Despite the pile of books on my end table to read,
I requested Cynthia Ruchti’s newest book, Ragged Hope: Surviving the Fallout of Other People’s Choices for review. Why? Because I gravitate towards anything with the word “Hope” in it and any book by Cynthia Ruchti.
HOPE was the word I’d chosen to concentrate on at the beginning of this year. Hope is what I hang onto today, sixteen months after the death of my husband, and in the midst of watching my eight-year-old grandson die.
Jeremiah 29:11 For I know the plans I have for you,” declares the LORD, “plans to prosper you and not to harm you, plans to give you hope and a future.
A year ago, still reeling with the loss of my best friend, I could not even imagine what God had in store for me. I had an agent but no book contract, for a book that my husband had encouraged me to write back in July of 2009. Today is the official release date of that book, Coupon Crazy: The Science, the Savings, and the Stories Behind America’s Extreme Obsession. (Familius) Chemo-Therapist: How Cancer Cured a Marriage, a book I had written in 2006/2007 and had abandoned in a file cabinet, will be released in April 2014. And Refined By Fire: A Walk in Grief is slated for publication in the fall of 2014. If God can do all that then it is no wonder I still cling to hope these days.
But that hope and joy in the triumphs of the book world are all wrapped up in a dust jacket of sadness in light of my eight-year-old grandson’s obvious decline.
Working on Refined By Fire right now has been cathartic for me. Chronicling the clear path of grief I followed in the last sixteen months, I maintain hope for the path my daughter and son-in-law will soon trek down.
Knowing that his grandfather waits there for him helps me in the saying good-bye. Truly believing that Jacob will be going home softens the blow of impending loss.
Still, some days~most days~my hope feels more like that in the book of Job;
Job 17:15 – where then is my hope? Who can see any hope for me?
That is why Ruchti’s title, Ragged Hope appealed to me.
Unlike the true stories in Ruchti’s book, I’m not living with the fallout of other people’s bad choices. David did not choose to leave me. Jacob did not choose cancer. But oh, how ragged and worn thin my hope feels in the darkness of the night. Those are the moments I fall down to my knees and feel closest to God.
Ruchti’s book did not disappoint. (I don’t think she could disappoint. Her writing comes from deep within a loving heart) “To the wounded, the worn, the wondering. And to those who let us see their scars so others can discover Hope’s hideout,” Ruchti writes in her dedication.
I am wounded. (I lost my mother and my husband in the space of sixteen months. I am losing my grandson sixteen months later)
I am worn. (I never wanted to be a single mom. I don’t like making parenting decisions all alone. I am so tired of grief.)

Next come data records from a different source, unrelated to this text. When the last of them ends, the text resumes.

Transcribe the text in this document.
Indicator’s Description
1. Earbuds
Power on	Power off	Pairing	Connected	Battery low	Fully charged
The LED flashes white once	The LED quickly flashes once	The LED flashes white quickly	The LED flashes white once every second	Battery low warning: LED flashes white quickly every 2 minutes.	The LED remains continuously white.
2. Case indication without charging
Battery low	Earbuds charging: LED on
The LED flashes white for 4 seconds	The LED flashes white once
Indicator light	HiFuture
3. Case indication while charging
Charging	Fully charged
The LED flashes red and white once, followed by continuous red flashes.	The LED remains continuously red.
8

I wonder. (Why would God allow cancer in a little boy?)
I am scarred.
But I continue to hang onto HOPE. Hope means I believe there is a reason for everything, even a little boy living, and dying, with cancer. The Facebook page we set up more than two years ago chronicles Jacob’s journey. Thousands of people have been following Jacob in his journey. One day in early July I checked the statistics for the “Jacob’s Ladder” page and noted that more than 15,000 people had looked at his page.
As an author struggling to build my audience, I have repeatedly pleaded with friends, family and “fans” (and I use that term loosely) to “Like” my Author Page on Facebook. I have managed to acquire a bit of a following, but not even a small percentage of the following that our precious Jacob had on the day the hospice team informed his parents he didn’t have long to live.
15,000 people, viewing a little boy’s journey, and nearly that many prayers lifted to the heavens for healing, comfort, and strength.
An eight-year-old boy with eyes that speak volumes and a kind heart that speaks for all of us, is dying. And just like Ruchti details in the examples of her book, there is “grace in every situation, even in those we did not cause but now live.” There is grace in this. There is HOPE.